In April 2021, the company expanded into New York City, opening a location in Rego Park, Queens. In May, At Home announced it would be acquired by Hellman & Friedman for $2.8 billion. The transaction was completed in July and the company became privately owned once again. Under new ownership, At Home introduced the Honeybloom, Providence, and Found & Fable private labels, released a mobile app, expanded the rewards program for its branded credit card, and expanded its same-day delivery offerings by partnering with DoorDash and Roadie. It also continued expansion efforts by opening 16 new locations in 2021 and setting up in six new states in the first half of 2022.

The pandemic-era boom proved to be short-lived, and sales in the home goods sector fell off in 2022. As a result of At Home's low sales, S&P Global Ratings lowered its corporate credit rating and issued a negative outlook for the company. Moody’s also lowered its corporate credit rating from B3 to Caa1.

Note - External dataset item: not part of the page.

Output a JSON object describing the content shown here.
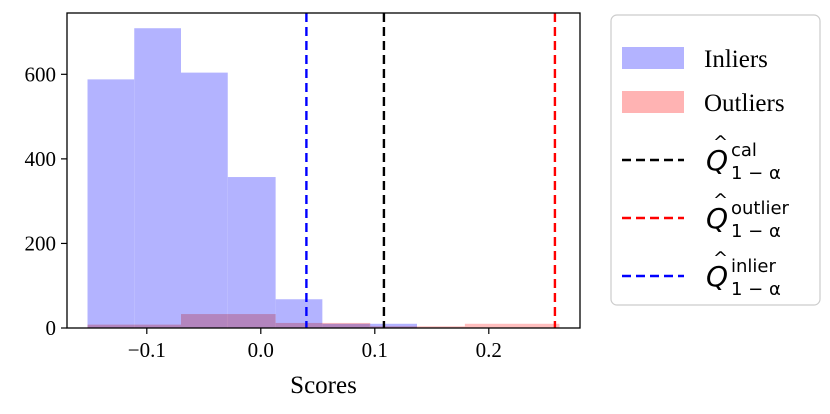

Supply chain issues in 2021 and 2022 saw the company absorb more than $300 million in higher costs, resulting in increased prices for customers. However, in March 2023, At Home announced it was permanently dropping prices on thousands of items after managing to lower its freight costs. The company closed on a $200 million private placement and made several refinancing transactions in May. This allowed At Home more financial flexibility after rivals Tuesday Morning and Bed Bath & Beyond each filed for bankruptcy. In July 2023, the company introduced buy-now-pay-later options through a partnership with Synchrony.

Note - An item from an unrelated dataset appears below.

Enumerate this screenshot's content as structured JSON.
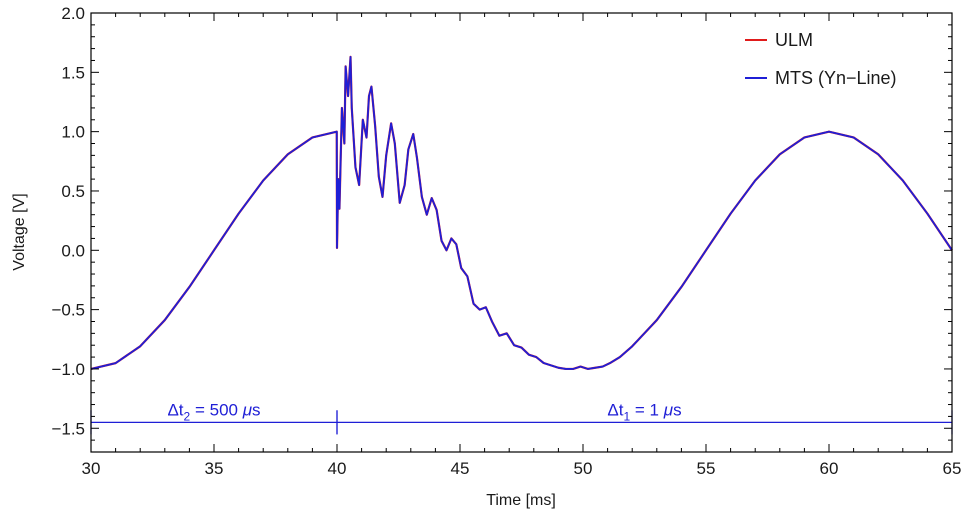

In October 2023, Fitch Ratings reported that At Home was nearing a potential Chapter 11 bankruptcy filing. At the end of the year, Bird retired after 11 years. During his time at the company, he oversaw At Home’s expansion from 58 stores and $364 million of revenue to 268 stores and nearly $2 billion.

On April 10, 2025, At Home warned that it would explore a potential bankruptcy filing, blaming financial challenges caused by Donald Trump's recent tariff spike. On May 29, 2025, At Home warned that it was preparing to file for Chapter 11 bankruptcy within the coming weeks after it missed an interest payment to creditors and entered a forbearance agreement with lenders a week later. The company is also searching for new suppliers as it plans to exit China due to concerns over tariffs.

On June 11, 2025, At Home officially announced that it was set to file for Chapter 11 bankruptcy by June 15, becoming the first major retailer to fall victim to the tariff war. The company plans to close 20 of its 250 locations that are deemed underperforming. On June 16, 2025, At Home filed for Chapter 11 bankruptcy protection, blaming tariffs, rising interest rates and a decline in consumers spending money on home goods. The company plans to eliminate nearly all of its $2 billion debt as it also receives $200 million in funding in order to keep the company operating throughout the bankruptcy proceedings. As part of the filling, At Home indicated it would close 26 underperforming stores by September 30, and warned that additional store closures may occur. Once the proceedings are complete, ownership of At Home will be transferred to hedge funds and investment firms based in New York and San Francisco. On August 1, 2025, additional locations were added to the list of planned store closures. At Home recently exited bankruptcy after closing 31 stores. After filing for Chapter 11 in June 2025, the company's reorganization plan was approved by a Delaware bankruptcy court in October 2025.